Seems like the observation well (19W110U) dips below the lower bound during 2023 and 2024. Let’s zoom into this period and plot the timesteps where this occurs with a different color after retrivieing them with the get_outliers() method.

fig, ax = plt.subplots()

ax.fill_between(fitted_ref.index, y1=lower_bound, y2=upper_bound, alpha=0.5)

fitted_ref.loc["2022":].plot(ax=ax, label="19W100U (fitted)")
obs.timeseries.loc["2022":].plot(ax=ax, label="19W110U")
_ = ax.legend()
../_images/b84b36a7b8ef066b2f575365a50f71793a59d56453cef5a182c0f984746129c4.png

Generate multiple fits at once#

With gwrefpy, you can fit as many reference wells as you like to a single observation well. This is useful if you have many wells to choose from, and would like to rank their fit performance.

Below, we load an example model with many observation and reference wells and clear its existing fits.

large_model = gr.Model("large_example.gwref")
large_model.fits = []
large_model.obs_wells[:3]
[Well(name=01OBS), Well(name=02OBS), Well(name=03OBS)]

We choose a observation well and then run best_fit(), which will default to perform a fit for all available reference wells.

This project many reference wells, so we select only the top 3 fits with remove_fits_by_n() and then plot the resulting regression fit by fit.

_ = large_model.best_fit(obs_well="01OBS", offset="0D")
_ = large_model.remove_fits_by_n("01OBS", 3)
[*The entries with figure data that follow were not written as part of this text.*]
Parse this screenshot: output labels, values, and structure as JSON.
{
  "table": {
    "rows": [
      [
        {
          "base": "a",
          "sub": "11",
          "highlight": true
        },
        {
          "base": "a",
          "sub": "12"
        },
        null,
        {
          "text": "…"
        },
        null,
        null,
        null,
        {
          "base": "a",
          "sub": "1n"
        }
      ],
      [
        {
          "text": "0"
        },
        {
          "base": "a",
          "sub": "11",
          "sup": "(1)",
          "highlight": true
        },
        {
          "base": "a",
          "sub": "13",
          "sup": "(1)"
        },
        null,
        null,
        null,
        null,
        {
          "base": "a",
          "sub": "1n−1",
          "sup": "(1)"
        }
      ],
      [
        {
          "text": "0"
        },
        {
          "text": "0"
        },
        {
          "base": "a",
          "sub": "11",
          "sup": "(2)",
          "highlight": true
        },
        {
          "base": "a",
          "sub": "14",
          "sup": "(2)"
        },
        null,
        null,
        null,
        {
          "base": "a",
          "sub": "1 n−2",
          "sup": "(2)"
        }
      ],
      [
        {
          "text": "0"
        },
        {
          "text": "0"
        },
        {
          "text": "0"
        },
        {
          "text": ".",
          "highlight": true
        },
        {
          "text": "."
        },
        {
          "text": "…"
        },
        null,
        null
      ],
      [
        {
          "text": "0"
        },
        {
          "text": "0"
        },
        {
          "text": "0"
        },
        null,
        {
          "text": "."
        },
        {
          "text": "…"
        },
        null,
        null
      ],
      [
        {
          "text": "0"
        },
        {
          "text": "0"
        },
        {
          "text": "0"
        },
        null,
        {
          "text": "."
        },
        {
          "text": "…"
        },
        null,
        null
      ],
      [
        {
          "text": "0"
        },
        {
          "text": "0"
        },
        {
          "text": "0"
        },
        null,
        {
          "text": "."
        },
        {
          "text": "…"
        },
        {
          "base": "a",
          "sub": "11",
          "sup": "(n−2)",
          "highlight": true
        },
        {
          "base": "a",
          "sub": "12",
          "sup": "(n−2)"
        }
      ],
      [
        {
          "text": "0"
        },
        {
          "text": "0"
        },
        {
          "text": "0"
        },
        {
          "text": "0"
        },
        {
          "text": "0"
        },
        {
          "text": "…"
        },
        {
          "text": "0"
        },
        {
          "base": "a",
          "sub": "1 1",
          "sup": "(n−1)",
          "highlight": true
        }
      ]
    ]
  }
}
fig, axs = plt.subplots(ncols=len(large_model.fits), sharey=True, figsize=(10,4))
for ax, fit in zip(axs, large_model.fits):
    _ = large_model.plot_fitmethod(fit, ax=ax)
    legend = ax.get_legend()
    legend.set_bbox_to_anchor((0.5, -0.5))
    legend.set_loc("upper center")
../_images/3f430dfd8123657a770ef9197df50e4068aa29ec288e5a9eb1f1eba67b8bc743.png

This is a great way to evaluate many reference wells for a single observation well!

Happy fitting!